Искусство бельканто. Ненавижу!
Маэстро говорит мне: представьте, молодой человек, что у вас пустая голова (надеюсь, труда это не составит?) и медленно, аккуратно направьте звук в свод черепа. Если почувствуете в голове нарастающий звон — значит, вы все делаете правильно. Это включаются верхние резонаторы. Затем вам нужно мысленно соединить вибрации диафрагмы с вибрациями черепа. Тогда начнет звучать все тело.
Главное, повторял маэстро торжественно, пустая голова.
…Похоже, люди оперы так привыкают держать голову пустой, что это отражается на лице.
Я знаю много таких хитростей.
Вот еще одна: настоящий певец поет пятками.
…Только я-то собирался в офицеры. Бедный Туччи. Через пятнадцать минут маэстро начал гоняться за мной с линейкой, крича и ругаясь "кретино" и "идиото". Так мы и бегали вдвоем вокруг рояля, пока на шум не явилась мама.
То есть, учитель из него получился никакой.
Но он был самый интересный.
5. На корабле
Я — человек, прыгнувший со скалы. Мне остается только наслаждаться полетом.
В офицерской кают-компании висит портрет Его королевского Величества Михеля III. В породистых чертах короля застыла неуверенность, словно даже кисть художника не в силах совладать с монаршей мягкостью. Жаль, что здесь нет еще одного портрета — для контраста. Канцлер вообще не любит своих изображений. Но если бы такой портрет нашелся, думаю, это был бы злой, грубый, преувеличенный рисунок дешевой канцелярской тушью. Пятна и чернильные тени. Монопод. Зловещий одержимый гений из бульварных графических романов. К тому же, по слухам, неграмотный.
К чему я это говорю?
Офицеру броненосного флота положено Канцлера не любить, а к Его Величеству относиться с почтением.
Хотя первый — достойный уважения тиран, а второй — медуза. Попробуйте относиться с почтением к чему-нибудь столь же аморфному. Но все-таки у меня во лбу сверкает металлический кальмар — герб королевской династии. Это обязывает. Мы, морские офицеры, служим не личности, а символу…
Я снимаю фуражку и сажусь за стол. На кокарде кальмар холодными железными щупальцами обвивает адмиралтейский якорь.
Кстати, совсем забыл: Первое правило кают-компании — никакой политики.
Это мешает нормальной работе пищеварительной системы.
Часы отбивают три часа ночи. Меня мучает жажда. Я беру металлическую кружку и открываю кран. Пшш, то-то-ток. Плюясь и брызгая, льется горячая вода. Это вода из корабельного опреснителя — "Игефельд" стоит под парами, в ожидании скорого выхода в море. И, значит, все системы работают. Теоретически.
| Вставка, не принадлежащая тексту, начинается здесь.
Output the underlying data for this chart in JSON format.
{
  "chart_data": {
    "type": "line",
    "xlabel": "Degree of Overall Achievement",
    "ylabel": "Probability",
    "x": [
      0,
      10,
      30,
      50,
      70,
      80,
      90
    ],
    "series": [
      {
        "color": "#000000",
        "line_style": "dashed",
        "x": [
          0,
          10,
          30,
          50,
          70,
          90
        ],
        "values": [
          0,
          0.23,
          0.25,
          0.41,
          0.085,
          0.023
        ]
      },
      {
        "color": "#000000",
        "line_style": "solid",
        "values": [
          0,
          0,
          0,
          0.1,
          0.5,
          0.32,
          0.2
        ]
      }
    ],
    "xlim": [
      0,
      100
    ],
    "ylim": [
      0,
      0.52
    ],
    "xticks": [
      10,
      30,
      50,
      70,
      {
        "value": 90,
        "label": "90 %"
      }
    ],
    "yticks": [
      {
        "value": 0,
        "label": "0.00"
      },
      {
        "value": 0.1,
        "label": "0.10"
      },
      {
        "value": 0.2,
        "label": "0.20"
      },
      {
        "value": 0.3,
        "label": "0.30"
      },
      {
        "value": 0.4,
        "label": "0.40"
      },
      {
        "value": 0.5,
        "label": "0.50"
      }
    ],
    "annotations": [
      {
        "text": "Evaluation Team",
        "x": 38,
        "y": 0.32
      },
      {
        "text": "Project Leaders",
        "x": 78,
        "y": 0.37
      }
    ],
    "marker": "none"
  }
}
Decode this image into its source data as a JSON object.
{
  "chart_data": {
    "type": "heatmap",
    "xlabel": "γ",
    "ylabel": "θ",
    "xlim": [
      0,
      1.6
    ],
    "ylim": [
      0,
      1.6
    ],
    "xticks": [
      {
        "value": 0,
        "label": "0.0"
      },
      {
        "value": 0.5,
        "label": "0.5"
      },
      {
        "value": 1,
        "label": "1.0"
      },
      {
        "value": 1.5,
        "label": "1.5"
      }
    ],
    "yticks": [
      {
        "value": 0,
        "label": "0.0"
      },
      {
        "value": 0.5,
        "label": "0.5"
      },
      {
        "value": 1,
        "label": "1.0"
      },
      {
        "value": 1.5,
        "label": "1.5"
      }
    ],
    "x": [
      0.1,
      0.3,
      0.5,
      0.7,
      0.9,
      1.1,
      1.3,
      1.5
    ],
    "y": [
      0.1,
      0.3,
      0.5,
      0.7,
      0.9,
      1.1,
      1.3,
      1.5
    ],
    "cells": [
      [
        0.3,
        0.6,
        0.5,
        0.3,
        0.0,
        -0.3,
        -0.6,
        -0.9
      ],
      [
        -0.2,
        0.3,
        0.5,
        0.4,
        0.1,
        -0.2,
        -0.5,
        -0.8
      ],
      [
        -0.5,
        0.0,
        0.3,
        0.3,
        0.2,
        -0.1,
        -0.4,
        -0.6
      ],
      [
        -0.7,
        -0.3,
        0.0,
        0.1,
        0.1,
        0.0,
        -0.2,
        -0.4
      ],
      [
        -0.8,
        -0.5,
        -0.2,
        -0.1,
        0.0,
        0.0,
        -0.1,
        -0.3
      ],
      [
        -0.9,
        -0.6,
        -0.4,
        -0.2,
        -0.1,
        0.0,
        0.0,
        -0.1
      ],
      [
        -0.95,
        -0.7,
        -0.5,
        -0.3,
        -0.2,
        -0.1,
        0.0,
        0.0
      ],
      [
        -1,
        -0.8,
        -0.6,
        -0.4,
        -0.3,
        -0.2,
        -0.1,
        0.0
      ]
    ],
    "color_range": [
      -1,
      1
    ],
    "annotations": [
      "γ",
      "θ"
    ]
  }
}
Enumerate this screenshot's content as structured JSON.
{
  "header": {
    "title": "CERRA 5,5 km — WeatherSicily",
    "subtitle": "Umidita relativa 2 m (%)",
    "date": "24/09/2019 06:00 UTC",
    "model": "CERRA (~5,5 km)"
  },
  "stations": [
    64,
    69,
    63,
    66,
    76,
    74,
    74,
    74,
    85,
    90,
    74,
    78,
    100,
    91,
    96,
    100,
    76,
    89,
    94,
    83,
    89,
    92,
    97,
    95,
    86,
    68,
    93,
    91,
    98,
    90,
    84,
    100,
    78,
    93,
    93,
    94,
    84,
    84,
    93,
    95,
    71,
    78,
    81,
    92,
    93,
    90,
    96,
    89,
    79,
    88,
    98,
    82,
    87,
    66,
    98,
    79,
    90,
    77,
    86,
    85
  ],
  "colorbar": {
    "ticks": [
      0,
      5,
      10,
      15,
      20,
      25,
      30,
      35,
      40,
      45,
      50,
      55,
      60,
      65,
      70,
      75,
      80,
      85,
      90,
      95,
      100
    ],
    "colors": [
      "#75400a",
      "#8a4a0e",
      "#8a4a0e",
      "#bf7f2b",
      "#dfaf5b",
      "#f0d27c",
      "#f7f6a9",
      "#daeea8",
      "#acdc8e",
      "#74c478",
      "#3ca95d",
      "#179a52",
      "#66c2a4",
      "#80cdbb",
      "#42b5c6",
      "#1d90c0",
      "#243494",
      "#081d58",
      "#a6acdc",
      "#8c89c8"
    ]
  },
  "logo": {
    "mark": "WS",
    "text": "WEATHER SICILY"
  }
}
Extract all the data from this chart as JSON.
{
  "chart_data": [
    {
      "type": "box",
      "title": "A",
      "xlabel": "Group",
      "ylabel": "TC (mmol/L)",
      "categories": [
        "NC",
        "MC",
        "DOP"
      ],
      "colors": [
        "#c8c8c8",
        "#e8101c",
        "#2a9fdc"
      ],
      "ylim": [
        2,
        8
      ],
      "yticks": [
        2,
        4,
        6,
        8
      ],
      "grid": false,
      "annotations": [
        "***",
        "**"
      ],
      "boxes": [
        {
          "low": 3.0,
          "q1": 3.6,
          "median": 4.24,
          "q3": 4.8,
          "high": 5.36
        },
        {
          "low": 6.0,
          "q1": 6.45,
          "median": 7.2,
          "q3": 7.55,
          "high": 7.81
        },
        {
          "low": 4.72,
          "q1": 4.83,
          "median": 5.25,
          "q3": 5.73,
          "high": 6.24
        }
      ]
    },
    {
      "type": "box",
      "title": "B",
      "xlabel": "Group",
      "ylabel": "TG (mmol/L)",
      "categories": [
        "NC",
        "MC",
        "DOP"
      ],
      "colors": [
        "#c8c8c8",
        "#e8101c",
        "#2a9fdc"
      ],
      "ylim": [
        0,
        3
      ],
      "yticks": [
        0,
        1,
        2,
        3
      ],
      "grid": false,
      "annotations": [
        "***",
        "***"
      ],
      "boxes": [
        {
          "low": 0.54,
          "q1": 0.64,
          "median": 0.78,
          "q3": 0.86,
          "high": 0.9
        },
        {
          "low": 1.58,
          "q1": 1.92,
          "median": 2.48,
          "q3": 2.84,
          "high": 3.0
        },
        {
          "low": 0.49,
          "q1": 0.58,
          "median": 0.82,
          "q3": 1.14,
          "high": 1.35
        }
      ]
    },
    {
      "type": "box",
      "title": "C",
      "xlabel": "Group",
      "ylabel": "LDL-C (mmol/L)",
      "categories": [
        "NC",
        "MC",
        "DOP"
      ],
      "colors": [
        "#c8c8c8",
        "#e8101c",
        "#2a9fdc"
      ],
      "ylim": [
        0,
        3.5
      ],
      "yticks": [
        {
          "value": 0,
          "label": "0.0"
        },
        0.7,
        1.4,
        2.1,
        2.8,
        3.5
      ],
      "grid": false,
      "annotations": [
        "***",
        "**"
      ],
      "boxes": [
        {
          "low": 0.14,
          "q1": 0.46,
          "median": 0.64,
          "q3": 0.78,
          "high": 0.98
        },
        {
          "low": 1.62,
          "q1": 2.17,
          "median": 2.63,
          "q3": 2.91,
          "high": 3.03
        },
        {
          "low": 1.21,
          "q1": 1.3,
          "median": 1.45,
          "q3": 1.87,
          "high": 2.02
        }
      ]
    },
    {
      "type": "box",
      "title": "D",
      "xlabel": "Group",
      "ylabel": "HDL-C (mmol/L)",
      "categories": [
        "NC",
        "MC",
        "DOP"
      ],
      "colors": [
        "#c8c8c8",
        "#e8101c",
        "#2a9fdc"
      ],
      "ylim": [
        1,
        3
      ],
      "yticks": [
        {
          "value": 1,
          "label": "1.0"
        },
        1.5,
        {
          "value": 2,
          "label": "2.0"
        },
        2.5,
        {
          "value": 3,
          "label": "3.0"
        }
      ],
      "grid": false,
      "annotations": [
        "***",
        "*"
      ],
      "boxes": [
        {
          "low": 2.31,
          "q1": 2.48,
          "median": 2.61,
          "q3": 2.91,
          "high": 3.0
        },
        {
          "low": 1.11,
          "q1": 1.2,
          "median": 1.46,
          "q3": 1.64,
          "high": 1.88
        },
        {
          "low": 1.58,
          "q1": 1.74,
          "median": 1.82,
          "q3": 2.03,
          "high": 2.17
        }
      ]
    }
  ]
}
Я делаю глоток. Обжигаюсь — ч-черт.
Вода отдает ржавчиной и машинным маслом.
Когда я допью до конца, на стенках кружки останутся темные разводы.
Капитан первого ранга Зеф Маттиус Нахтигер выходит в сиамском шелковом халате; завязывает пояс, садится в кресло. Тщательно, чтобы ничего не упустить, зевает. На полах темно-зеленой ткани распускаются громадные красные цветы. Кнопка вызова караула — прямо перед ним: латунная, отполированная. От частого использования, что ли? Только протяни руку. Вместо этого капитан переводит один из рычажков в положение "включено". Ди-дзинь. Нахтигер снимает трубку корабельного телефона — раструб отсвечивает медью:
— Тим, кофе, пожалуйста.
В халате он похож на знатного сиамца, мандарина. Узкоглазые "аристо". Там, у себя на материке, они правили жизнью и смертью, казнили и миловали; здесь работают в киторазделках и прачечных. В клубах пара, с обваренными красными руками — они смотрят на нас из влажной полутьмы. И молчат. Раскосые, ничего не выражающие глаза их загадочно… ужасны?
Сиамцы никогда ничего не забывают. Как слоны.
Капитан поднимает голову и словно видит меня впервые. Молчание. Тихий гул вентиляторов. Тикают часы: тик, ток, тик, ток.
— Господин капитан, — говорю я.
— Я слышал, вы подали жалобу в комиссию адмиралтейства? — Нахтигер закидывает ногу на ногу, поправляет полу халата. — Это правда?
Я смотрю на его качающийся тапочек.
— Вы прекрасно осведомлены, господин капитан.
"От младшего артиллерийского офицера броненосца "Игефельд Магаваленский". Рапорт.